2. Es wird festgestellt, dass der Beklagte verpflichtet ist, dem Kläger ab dem 01.05.2013 erhöhte Mietkosten zu erstatten, die ihm durch den Umzug in eine behindertengerechte Wohnung in 06 nebst Stellplatz für seinen Pkw direkt am Haus entstanden sind und entstehen werden.

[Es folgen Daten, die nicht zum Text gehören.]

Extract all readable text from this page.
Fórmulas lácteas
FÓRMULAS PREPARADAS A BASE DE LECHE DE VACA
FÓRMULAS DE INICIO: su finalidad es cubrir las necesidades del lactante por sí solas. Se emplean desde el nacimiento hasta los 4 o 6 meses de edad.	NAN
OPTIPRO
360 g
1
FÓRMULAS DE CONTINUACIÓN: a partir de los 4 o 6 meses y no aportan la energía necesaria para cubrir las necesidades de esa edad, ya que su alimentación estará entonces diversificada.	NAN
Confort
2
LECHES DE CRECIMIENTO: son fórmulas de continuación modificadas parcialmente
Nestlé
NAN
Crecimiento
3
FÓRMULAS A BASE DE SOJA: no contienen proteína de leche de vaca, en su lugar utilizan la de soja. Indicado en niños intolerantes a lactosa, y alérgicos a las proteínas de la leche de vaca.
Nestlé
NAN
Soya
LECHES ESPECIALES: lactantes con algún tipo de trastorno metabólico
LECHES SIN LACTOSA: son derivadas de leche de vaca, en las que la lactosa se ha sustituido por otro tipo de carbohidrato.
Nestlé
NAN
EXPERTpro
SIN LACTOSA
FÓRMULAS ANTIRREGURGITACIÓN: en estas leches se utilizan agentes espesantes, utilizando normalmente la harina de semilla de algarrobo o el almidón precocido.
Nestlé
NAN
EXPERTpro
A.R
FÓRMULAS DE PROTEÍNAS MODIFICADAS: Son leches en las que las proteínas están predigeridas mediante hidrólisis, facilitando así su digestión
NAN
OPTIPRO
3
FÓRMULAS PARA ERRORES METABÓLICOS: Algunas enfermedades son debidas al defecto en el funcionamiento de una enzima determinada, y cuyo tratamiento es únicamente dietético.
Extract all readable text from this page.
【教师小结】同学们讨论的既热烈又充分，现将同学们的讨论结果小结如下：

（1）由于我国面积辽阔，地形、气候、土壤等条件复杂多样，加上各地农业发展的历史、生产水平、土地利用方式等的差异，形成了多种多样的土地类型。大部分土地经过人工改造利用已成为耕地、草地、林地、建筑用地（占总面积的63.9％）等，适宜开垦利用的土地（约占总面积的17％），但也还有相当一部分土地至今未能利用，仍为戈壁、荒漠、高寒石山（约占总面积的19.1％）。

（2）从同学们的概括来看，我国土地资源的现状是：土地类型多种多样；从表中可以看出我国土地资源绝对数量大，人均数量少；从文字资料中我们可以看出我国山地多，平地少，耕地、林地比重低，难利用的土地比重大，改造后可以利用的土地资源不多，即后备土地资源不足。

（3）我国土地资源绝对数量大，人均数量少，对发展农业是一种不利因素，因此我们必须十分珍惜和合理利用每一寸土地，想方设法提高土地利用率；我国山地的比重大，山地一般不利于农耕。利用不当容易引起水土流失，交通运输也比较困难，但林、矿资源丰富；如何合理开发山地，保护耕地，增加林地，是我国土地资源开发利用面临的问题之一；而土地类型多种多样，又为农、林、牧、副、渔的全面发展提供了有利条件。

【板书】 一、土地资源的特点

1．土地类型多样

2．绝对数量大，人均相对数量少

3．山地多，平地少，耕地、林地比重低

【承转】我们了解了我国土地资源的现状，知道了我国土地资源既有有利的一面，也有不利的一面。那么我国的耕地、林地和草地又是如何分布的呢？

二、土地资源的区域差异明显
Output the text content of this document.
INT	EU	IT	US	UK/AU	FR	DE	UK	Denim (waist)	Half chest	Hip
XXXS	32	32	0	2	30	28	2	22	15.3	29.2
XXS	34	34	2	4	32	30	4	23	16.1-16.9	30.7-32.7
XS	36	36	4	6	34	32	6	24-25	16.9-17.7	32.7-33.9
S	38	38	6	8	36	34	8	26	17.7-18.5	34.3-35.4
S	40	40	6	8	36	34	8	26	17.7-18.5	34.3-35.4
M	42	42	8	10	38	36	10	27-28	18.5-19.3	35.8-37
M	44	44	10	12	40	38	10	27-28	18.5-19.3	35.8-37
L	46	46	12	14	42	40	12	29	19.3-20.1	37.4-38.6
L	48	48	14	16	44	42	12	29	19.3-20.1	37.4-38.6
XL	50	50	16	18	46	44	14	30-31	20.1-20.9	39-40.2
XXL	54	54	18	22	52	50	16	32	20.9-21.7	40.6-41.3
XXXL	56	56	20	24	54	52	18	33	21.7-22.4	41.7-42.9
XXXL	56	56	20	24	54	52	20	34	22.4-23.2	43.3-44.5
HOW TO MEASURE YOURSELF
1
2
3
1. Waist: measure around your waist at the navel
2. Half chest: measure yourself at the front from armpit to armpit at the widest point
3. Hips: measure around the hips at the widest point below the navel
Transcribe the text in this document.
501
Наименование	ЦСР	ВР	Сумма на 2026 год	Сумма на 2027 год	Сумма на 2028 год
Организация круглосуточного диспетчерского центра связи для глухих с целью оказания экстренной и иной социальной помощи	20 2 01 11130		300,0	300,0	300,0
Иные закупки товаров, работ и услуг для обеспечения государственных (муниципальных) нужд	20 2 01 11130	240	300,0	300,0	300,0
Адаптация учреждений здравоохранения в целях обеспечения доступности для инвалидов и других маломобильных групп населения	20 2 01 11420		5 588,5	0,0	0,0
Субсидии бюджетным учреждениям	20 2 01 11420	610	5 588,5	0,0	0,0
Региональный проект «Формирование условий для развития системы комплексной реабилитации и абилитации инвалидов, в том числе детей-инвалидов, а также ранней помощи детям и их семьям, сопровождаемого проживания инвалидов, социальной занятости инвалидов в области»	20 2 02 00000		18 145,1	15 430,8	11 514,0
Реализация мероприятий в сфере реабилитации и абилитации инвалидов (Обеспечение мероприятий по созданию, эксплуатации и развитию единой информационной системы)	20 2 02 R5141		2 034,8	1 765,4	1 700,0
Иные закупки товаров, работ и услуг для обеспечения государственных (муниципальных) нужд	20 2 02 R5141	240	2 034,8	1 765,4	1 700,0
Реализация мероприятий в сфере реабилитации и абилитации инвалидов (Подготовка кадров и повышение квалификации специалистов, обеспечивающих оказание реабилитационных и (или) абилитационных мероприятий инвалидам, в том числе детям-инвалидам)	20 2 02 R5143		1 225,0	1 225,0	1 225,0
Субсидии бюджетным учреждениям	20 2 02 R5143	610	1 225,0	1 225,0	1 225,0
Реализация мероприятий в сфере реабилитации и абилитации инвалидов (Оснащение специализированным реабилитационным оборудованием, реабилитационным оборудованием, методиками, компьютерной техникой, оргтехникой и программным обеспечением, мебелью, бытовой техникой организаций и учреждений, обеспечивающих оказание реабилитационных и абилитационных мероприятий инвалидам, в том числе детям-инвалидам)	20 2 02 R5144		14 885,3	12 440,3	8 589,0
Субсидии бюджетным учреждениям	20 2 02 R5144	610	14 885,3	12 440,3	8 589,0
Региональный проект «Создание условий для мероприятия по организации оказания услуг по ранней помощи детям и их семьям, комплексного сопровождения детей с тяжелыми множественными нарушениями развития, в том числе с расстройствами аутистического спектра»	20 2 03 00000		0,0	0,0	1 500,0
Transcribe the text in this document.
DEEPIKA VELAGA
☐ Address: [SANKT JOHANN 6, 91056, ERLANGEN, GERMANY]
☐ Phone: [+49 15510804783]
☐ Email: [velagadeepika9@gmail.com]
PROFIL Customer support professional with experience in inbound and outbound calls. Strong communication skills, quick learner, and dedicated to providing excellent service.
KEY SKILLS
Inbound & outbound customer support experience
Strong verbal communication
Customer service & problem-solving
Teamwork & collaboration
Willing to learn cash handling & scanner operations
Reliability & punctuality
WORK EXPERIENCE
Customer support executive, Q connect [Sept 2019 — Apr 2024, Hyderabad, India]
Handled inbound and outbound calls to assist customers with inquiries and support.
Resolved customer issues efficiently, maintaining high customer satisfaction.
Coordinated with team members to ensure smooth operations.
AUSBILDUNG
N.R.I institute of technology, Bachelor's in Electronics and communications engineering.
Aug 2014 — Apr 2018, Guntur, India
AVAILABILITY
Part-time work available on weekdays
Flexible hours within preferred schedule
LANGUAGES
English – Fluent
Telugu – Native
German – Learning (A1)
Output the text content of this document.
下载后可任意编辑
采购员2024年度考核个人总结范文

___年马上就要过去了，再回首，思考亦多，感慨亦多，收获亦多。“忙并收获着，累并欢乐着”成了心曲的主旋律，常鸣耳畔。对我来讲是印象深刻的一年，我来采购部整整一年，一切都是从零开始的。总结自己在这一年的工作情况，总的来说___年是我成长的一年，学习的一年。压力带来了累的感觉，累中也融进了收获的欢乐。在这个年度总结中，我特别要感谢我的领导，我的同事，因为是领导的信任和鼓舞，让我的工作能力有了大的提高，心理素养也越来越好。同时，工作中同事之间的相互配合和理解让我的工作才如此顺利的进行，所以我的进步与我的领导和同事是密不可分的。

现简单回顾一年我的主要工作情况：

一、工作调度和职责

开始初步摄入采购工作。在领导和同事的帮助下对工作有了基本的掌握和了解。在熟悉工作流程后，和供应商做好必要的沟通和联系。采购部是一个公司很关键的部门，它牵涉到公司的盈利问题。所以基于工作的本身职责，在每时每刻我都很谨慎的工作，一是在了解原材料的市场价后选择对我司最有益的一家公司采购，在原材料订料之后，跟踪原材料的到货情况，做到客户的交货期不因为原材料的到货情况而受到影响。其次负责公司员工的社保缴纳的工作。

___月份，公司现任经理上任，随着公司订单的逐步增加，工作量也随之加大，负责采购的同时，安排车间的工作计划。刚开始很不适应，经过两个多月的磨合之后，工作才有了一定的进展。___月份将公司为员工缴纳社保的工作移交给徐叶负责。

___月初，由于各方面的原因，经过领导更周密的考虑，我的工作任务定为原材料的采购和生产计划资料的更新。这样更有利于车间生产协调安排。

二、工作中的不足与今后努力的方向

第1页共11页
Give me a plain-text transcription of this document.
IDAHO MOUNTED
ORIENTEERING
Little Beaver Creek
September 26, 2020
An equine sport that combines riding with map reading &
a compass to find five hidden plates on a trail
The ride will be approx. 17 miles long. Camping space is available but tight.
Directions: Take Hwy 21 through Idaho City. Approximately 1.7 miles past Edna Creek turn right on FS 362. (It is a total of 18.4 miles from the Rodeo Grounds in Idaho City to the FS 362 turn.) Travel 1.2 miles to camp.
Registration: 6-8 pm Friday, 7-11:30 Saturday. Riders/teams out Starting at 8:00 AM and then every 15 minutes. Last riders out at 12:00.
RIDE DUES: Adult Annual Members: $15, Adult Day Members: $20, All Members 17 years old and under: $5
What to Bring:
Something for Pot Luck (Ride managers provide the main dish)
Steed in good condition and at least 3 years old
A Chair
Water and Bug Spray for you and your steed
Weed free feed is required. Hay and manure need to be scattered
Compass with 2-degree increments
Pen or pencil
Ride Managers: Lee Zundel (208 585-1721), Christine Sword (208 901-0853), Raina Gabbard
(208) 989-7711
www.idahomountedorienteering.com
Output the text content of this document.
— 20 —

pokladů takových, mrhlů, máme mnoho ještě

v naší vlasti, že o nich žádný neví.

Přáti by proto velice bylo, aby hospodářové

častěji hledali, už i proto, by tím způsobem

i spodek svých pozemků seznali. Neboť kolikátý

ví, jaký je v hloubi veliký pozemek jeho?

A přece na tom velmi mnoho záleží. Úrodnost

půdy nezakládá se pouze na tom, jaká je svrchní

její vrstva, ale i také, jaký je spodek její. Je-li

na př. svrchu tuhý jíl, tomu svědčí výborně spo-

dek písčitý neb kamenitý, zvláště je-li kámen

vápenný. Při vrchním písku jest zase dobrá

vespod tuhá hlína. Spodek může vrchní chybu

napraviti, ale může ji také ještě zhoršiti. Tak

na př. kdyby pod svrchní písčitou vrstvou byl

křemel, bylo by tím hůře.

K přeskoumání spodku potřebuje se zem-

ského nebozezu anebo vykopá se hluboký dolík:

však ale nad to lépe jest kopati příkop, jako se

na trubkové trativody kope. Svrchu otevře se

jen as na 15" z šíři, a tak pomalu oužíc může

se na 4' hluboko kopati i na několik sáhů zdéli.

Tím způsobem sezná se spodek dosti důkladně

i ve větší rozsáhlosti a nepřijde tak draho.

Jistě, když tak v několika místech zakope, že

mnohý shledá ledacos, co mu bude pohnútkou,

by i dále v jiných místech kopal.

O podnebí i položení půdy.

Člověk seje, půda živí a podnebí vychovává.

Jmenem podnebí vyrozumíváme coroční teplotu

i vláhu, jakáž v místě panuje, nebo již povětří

3. Es wird festgestellt, dass der Beklagte verpflichtet ist, dem Kläger sämtliche weiteren materiellen und immateriellen Schäden aus dem Verkehrsunfallereignis vom ….2011 zu ersetzen, soweit diese nicht auf Dritte übergegangen sind oder noch übergehen werden.

Der Beklagte hat die Kosten des Berufungsverfahrens zu tragen.

Dieses Urteil und das angefochtene Urteil des Landgerichts vom 30.01.2014 sind vorläufig vollstreckbar.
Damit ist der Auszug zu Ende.